A 30-year-old woman is suing her adoptive parents for kidnapping in a case that opened in an Argentine court on Tuesday, becoming the first child of disappeared political prisoners to press such charges.
Maria Eugenia Sampallo Barragan accused her adoptive parents Osvaldo Rivas and Maria Cristina Gomez Pinto of falsifying adoption documents to hide her identity. She made no comments on leaving court on Tuesday.
Thousands of leftists and dissidents vanished after being abducted by security forces during Argentina's 1976 to 1983 military regime, and human rights groups say more than 200 children were taken and given to military or politically connected families to raise.
Sampallo, who in 2001 learned that she is the daughter of missing political prisoners Mirta Mable Barragan and Leonardo Ruben Sampallo, is one of 88 young people who determined their identity with DNA tests coordinated by the human rights group Grandmothers of the Plaza de Mayo.

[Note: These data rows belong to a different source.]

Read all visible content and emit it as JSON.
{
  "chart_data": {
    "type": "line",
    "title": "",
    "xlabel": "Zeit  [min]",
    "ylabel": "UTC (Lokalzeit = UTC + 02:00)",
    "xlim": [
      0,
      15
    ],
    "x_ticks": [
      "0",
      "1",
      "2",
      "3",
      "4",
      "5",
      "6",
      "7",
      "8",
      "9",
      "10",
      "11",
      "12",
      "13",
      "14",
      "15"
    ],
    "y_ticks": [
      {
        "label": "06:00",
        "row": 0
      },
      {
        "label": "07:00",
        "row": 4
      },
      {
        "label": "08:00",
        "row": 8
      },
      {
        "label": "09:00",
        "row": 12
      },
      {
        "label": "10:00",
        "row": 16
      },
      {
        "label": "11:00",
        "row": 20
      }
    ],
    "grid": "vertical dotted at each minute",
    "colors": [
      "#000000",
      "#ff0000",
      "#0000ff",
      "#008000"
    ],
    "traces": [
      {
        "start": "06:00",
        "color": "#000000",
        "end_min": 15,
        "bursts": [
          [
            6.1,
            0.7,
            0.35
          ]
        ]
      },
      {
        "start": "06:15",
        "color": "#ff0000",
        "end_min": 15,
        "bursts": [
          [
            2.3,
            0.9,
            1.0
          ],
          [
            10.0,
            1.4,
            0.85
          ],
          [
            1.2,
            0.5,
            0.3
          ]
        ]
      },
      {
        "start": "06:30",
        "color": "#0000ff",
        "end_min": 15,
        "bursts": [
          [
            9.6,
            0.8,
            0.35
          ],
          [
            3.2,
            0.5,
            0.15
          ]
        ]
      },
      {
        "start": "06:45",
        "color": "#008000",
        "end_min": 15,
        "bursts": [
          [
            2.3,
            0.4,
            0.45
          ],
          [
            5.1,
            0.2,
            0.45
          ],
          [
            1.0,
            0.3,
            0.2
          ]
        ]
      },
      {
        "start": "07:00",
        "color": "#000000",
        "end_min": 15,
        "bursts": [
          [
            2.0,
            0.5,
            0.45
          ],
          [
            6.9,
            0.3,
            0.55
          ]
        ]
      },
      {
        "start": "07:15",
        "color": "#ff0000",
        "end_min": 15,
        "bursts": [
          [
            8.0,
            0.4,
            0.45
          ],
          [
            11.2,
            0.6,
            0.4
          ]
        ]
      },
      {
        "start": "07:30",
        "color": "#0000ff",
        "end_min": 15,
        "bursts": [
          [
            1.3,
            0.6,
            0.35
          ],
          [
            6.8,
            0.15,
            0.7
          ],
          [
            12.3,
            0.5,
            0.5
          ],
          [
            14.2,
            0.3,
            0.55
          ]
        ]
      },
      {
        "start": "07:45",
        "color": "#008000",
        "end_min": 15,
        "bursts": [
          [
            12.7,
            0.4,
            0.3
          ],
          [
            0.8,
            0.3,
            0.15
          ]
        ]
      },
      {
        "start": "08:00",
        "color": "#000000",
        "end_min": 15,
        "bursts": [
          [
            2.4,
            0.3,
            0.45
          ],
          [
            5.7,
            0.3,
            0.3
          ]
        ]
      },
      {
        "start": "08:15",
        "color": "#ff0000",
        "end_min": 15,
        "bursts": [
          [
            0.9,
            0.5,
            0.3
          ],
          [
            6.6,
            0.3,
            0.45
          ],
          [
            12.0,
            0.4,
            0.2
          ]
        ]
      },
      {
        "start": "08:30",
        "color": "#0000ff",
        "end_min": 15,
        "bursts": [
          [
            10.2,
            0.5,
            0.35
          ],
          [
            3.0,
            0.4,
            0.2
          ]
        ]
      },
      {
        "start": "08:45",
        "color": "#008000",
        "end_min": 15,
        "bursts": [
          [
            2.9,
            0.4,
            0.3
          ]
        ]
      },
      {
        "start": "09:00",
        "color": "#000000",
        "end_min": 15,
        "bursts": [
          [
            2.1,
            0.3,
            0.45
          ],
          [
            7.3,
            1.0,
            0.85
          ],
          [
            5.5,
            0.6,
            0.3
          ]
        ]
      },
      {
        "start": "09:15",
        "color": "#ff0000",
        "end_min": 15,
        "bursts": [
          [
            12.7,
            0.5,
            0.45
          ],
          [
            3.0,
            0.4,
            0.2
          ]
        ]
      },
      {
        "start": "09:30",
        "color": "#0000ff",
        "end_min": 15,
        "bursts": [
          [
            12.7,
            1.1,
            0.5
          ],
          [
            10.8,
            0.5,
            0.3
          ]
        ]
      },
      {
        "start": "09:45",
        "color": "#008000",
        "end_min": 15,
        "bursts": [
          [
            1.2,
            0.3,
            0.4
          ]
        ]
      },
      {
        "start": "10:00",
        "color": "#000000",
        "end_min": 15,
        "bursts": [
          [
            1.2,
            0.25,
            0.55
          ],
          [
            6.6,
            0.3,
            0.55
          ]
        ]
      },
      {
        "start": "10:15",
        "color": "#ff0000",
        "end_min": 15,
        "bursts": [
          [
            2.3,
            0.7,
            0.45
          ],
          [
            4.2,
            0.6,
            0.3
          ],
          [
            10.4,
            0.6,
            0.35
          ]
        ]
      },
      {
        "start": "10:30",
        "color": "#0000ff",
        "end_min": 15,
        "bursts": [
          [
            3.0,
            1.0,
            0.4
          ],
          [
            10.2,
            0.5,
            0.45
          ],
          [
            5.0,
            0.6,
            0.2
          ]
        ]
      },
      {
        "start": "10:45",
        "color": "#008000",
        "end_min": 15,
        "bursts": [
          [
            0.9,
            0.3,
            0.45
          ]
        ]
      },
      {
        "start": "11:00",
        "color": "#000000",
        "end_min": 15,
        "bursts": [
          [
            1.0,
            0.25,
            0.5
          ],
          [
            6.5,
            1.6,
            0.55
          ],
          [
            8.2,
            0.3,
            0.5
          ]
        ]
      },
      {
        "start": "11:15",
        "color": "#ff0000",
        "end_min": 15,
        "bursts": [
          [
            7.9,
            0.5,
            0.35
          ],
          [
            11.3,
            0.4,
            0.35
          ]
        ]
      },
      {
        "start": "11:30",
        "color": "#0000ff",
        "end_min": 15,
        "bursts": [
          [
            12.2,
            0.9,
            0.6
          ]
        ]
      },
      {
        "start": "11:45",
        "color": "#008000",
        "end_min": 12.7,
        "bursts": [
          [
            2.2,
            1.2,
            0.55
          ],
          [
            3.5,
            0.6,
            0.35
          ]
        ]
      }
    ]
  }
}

Sampallo's mother was six months pregnant when she and her father were abducted on Dec. 6, 1977, said Sampallo's lawyer, Tomas Ojea Quentin.
He said Sampallo was born in February 1978, while her mother was being held at a clandestine torture center.
Ojea Quentin said former army captain Enrich Berthier is facing related baby theft charges in the case. He is being held at a military unit, while Sampallo's adoptive parents are reportedly free.
Lawyers for Berthier and the Gomez Pintos refused comment when they left the courthouse.
The case marks the first time a woman has taken her adoptive parents to court in Argentina. There have been at least three earlier trials involving suspected illegal adoptions dating to the dictatorship that resulted in convictions -- but the plaintiffs were not the adopted children.
Also on Tuesday, a former military officer wanted in connection with the 1972 killings of 16 leftist guerrillas surrendered, hours after returning from the US, government news agency Telam said.
Carlos Marandino is the fourth former naval officer arrested this month on torture and murder charges linked to the "Trelew Massacre" of rebels who fled an Argentine prison, presaging the so-called dirty war.
Marandino walked off a jet at Buenos Aires's Ezeiza Airport and was detained without resistance, Telam reported.